Article 14 is the regulatory framework that makes that exposure an organizational liability with a 24-hour reporting clock. The documentation work of the next 95 days is not bureaucratic overhead — it is the difference between a defensible compliance posture and a documented absence of required process on the first day of enforcement.

‍

FAQ

When does CRA Article 14 enforcement begin? CRA Article 14 reporting obligations begin September 11, 2026. From that date, manufacturers of products with digital elements placed on the EU market must report actively exploited vulnerabilities within 24 hours and severe incidents within 72 hours. Full CRA product conformity requirements apply from December 11, 2027.

Does Article 14 apply to products already on the market? Yes. The reporting obligations apply to all products with digital elements already on the EU market, not just new releases. If a product you shipped in 2023 contains a component with an actively exploited vulnerability after September 11, the 24-hour clock starts.

What is the minimum documentation required for Article 14 readiness regarding EOL open source? At minimum: a current SBOM identifying all open source components including EOL components, documented coverage status for each EOL component (NES contract or migration timeline), and a documented vulnerability monitoring and disclosure process that covers EOL components. Undocumented gaps — EOL components with no coverage and no migration plan — are the highest-risk compliance exposure.

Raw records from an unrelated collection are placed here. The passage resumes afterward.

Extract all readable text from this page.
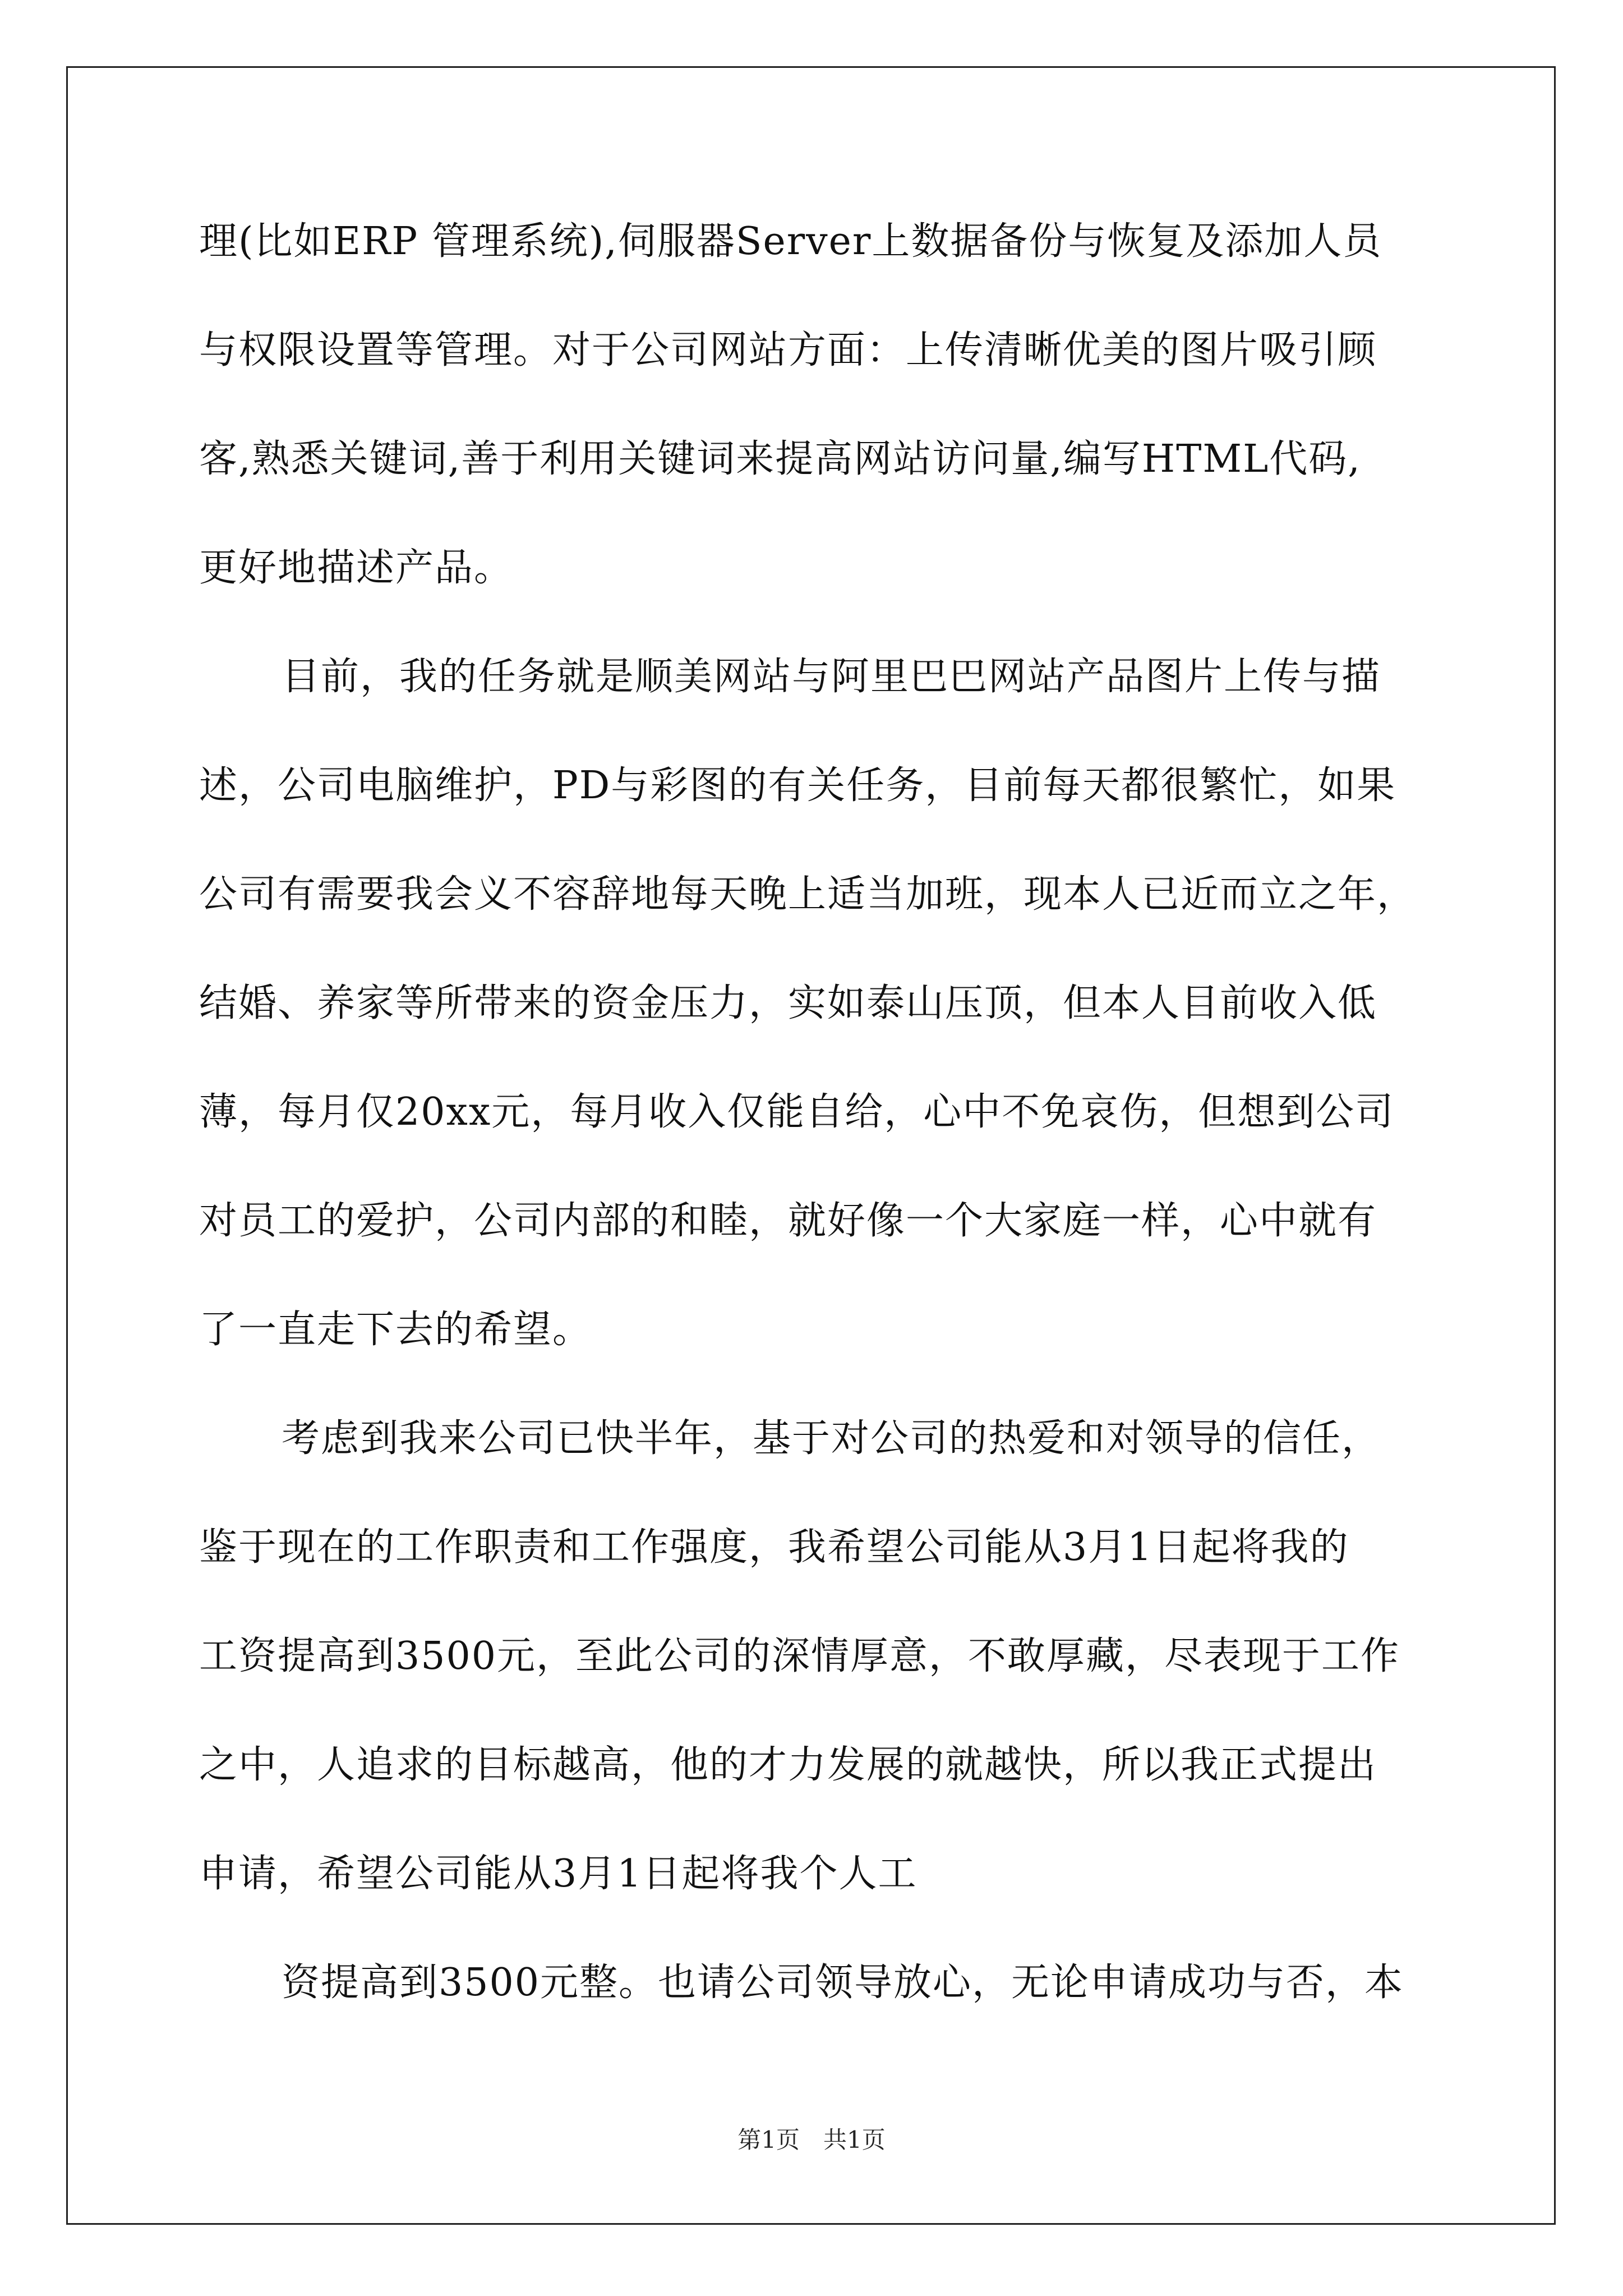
理(比如ERP 管理系统),伺服器Server上数据备份与恢复及添加人员
与权限设置等管理。对于公司网站方面：上传清晰优美的图片吸引顾
客,熟悉关键词,善于利用关键词来提高网站访问量,编写HTML代码,
更好地描述产品。
目前，我的任务就是顺美网站与阿里巴巴网站产品图片上传与描
述，公司电脑维护，PD与彩图的有关任务，目前每天都很繁忙，如果
公司有需要我会义不容辞地每天晚上适当加班，现本人已近而立之年，
结婚、养家等所带来的资金压力，实如泰山压顶，但本人目前收入低
薄，每月仅20xx元，每月收入仅能自给，心中不免哀伤，但想到公司
对员工的爱护，公司内部的和睦，就好像一个大家庭一样，心中就有
了一直走下去的希望。
考虑到我来公司已快半年，基于对公司的热爱和对领导的信任，
鉴于现在的工作职责和工作强度，我希望公司能从3月1日起将我的
工资提高到3500元，至此公司的深情厚意，不敢厚藏，尽表现于工作
之中，人追求的目标越高，他的才力发展的就越快，所以我正式提出
申请，希望公司能从3月1日起将我个人工
资提高到3500元整。也请公司领导放心，无论申请成功与否，本
第1页　共1页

What is EOLDS and how does it help with CRA preparation? EOLDS is a free dependency scanner from HeroDevs that identifies EOL components across the full dependency graph, including components not visible to manifest-based SCA tools. Running EOLDS gives organizations a complete inventory of EOL components, which is the foundation for all subsequent CRA compliance documentation.

Does NES satisfy the Article 14 vulnerability disclosure requirement for EOL components? Yes. NES for covered EOL components includes CVE monitoring, security advisory issuance, and security patch backporting — providing the vulnerability disclosure and remediation process that Article 14 requires and that EOL upstream projects no longer provide.

What does CRA enforcement look like practically? Enforcement is handled by national market surveillance authorities in EU member states. Initial enforcement typically focuses on whether organizations have the required processes in place — SBOM documentation, vulnerability monitoring, and coverage for known gaps — rather than immediately penalizing individual vulnerabilities. A documented, defensible compliance posture is the practical goal for September 11.